The groundbreaking ceremony for Innovation Square, Ecole Polytechnique Fédérale de Lausanne’s (EPFL) on-campus site for corporate R&D labs, took place last week, with representatives of UBS Fund Management AG, the Science Park Foundation and HRS Real Estate SA.
Innovation Square, a group of five new buildings constructed in a public private partnership, will house research centres for large Swiss and multinational companies. The first occupant is computer peripherals giant Logitech.
Innovation Square joins a series of major construction projects initiated by EPFL in 2007: the Rolex Learning Centre, the four-star Starling Hotel at EPFL, and a student housing complex.
A public private partnership has allowed EPFL to continue development despite the economic crisis and the relative stagnation in Swiss higher education budgets.
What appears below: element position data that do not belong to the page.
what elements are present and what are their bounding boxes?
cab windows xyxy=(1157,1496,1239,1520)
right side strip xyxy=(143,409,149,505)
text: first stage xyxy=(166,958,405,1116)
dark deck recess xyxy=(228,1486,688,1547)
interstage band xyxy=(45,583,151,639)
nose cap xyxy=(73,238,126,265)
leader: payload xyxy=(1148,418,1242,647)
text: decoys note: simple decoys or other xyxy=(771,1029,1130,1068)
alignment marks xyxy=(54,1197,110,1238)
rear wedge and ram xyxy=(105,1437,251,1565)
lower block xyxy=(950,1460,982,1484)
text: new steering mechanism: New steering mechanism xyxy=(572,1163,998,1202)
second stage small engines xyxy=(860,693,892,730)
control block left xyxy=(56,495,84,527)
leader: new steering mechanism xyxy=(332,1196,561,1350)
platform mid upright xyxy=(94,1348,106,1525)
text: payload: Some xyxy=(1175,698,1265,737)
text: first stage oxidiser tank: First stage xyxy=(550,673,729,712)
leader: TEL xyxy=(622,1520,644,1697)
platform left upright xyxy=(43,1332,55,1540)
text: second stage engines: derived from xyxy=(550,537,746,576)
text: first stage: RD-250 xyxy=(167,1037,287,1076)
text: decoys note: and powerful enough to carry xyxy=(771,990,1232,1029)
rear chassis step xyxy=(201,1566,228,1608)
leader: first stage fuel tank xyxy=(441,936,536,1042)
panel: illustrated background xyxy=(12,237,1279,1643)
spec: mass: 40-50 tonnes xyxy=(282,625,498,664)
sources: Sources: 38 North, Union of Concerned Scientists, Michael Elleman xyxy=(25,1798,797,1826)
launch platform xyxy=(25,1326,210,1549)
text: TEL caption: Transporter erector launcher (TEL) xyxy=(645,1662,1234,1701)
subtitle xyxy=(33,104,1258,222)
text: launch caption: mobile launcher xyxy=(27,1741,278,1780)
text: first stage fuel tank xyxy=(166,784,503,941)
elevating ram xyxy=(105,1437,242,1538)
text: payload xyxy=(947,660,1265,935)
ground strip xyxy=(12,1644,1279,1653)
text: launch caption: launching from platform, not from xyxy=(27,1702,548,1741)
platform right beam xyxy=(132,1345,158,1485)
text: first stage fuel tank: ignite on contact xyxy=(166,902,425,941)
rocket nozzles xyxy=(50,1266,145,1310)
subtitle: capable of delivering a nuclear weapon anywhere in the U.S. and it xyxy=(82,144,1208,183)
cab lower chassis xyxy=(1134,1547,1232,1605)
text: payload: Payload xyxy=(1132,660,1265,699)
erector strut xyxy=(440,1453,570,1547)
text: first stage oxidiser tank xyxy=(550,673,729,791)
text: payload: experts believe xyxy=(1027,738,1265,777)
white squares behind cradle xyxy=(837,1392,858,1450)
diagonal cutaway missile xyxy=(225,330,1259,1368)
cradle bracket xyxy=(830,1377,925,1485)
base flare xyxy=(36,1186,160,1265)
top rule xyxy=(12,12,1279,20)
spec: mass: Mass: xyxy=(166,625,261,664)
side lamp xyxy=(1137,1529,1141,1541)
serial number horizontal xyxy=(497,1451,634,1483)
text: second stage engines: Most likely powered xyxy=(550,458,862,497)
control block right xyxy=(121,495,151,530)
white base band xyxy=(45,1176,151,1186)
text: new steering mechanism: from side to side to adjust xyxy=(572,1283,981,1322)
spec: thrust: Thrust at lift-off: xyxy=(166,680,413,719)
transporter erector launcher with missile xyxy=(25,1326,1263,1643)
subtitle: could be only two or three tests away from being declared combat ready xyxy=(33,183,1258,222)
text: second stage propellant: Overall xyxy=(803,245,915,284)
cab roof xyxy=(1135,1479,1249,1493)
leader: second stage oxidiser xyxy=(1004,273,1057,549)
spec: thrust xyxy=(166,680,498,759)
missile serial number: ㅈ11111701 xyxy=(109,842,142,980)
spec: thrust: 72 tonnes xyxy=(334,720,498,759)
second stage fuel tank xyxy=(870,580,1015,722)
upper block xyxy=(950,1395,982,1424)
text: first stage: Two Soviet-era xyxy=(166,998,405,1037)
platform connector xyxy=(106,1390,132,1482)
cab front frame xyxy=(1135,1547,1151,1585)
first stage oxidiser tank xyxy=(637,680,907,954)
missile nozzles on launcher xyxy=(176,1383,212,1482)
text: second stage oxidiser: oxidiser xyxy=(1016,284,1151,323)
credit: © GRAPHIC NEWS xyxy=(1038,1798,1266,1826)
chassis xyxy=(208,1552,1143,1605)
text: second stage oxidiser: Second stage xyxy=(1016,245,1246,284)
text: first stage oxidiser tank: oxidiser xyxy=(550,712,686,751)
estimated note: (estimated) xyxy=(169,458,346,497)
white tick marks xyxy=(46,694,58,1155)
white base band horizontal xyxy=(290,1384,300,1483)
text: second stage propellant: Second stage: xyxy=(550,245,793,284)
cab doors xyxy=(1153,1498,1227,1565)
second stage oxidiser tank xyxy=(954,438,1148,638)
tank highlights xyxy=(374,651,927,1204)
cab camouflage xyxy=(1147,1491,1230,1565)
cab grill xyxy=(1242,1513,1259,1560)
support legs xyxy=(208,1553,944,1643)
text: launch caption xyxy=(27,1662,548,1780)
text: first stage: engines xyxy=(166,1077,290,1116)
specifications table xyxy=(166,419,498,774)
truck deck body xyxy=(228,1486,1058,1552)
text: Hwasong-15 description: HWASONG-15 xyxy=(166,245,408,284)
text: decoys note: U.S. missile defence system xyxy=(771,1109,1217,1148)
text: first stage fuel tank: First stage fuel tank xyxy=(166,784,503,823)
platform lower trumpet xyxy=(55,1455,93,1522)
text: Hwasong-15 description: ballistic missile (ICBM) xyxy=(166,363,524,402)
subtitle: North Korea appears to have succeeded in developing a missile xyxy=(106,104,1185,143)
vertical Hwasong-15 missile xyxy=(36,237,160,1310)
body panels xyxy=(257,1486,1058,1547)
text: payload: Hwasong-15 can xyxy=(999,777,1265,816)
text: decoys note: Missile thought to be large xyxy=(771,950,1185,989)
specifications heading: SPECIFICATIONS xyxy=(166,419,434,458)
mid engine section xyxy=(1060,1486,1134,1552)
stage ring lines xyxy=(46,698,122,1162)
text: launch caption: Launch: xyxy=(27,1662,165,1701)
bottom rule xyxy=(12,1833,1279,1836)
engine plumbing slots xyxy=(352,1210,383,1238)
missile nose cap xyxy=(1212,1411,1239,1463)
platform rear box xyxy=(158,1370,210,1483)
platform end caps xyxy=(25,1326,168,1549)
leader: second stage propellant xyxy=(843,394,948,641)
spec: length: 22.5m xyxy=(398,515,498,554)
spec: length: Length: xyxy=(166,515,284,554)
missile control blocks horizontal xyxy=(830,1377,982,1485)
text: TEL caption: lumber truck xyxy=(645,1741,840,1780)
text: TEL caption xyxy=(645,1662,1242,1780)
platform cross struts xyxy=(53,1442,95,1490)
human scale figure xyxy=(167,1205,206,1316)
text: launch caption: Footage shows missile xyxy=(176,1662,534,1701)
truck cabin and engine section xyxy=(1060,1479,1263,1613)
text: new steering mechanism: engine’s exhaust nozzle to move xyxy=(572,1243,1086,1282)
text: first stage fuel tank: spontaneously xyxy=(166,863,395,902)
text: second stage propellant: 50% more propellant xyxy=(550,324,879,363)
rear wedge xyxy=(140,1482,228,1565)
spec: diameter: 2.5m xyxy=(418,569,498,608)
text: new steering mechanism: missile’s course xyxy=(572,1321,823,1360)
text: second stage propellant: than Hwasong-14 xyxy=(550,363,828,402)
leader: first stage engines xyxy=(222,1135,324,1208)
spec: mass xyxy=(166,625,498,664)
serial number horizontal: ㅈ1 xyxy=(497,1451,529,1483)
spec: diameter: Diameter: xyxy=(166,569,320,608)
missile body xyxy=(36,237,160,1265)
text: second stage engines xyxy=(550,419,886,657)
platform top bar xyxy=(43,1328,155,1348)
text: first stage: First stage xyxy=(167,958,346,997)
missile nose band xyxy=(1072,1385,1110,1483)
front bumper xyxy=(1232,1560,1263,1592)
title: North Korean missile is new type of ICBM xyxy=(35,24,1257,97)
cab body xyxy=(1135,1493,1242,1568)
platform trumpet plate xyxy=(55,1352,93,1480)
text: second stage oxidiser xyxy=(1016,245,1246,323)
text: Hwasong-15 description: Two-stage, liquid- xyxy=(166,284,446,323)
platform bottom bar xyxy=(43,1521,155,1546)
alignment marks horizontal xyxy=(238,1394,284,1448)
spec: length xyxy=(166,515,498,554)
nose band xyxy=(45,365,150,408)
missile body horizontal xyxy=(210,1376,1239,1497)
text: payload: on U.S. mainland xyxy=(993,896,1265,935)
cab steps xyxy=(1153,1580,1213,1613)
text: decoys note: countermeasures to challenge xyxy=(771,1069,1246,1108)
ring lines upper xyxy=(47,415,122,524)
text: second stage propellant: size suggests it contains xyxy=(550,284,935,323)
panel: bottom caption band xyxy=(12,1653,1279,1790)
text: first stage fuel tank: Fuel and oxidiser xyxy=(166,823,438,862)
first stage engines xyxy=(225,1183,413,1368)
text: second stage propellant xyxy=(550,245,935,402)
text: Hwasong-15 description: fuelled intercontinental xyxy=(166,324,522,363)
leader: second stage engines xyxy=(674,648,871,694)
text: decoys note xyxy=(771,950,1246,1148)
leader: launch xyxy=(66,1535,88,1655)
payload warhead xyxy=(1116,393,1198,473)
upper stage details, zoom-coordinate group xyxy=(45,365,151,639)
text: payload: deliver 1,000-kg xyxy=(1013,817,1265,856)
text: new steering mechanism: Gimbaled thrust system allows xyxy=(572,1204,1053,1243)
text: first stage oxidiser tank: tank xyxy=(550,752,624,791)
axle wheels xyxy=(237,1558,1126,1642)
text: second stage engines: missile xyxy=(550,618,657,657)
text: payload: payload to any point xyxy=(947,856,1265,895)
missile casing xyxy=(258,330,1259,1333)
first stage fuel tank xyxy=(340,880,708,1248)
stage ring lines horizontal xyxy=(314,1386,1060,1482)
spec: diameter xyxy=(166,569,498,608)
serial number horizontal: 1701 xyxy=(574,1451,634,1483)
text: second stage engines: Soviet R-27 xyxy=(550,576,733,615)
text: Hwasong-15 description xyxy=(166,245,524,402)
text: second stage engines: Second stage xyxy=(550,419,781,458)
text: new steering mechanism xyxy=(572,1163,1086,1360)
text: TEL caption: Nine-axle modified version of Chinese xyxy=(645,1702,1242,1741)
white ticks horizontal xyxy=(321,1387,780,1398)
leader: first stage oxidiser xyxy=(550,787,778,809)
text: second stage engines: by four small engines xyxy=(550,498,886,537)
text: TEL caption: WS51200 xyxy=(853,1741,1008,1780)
The first stage of Innovation Square, estimated to cost CHF100 million (€65.4 million), is scheduled for completion in spring 2010.
Companies wanting to locate in Innovation Square will be required to agree a scientific partnership with EPFL. Logitech is relocating product marketing and development teams from its Romanel-sur-Morges offices. Research to be carried out in the Innovation Square facility includes low-power electronics, wireless technologies and technologies for the digital home. In some senses EPFL is a home from home for the company. Its founder Daniel Borel is an EPFL alumnus, and Logitech’s most famous product, the computer mouse, was based on research in Professor Nicoud’s EPFL laboratory in the 1970s.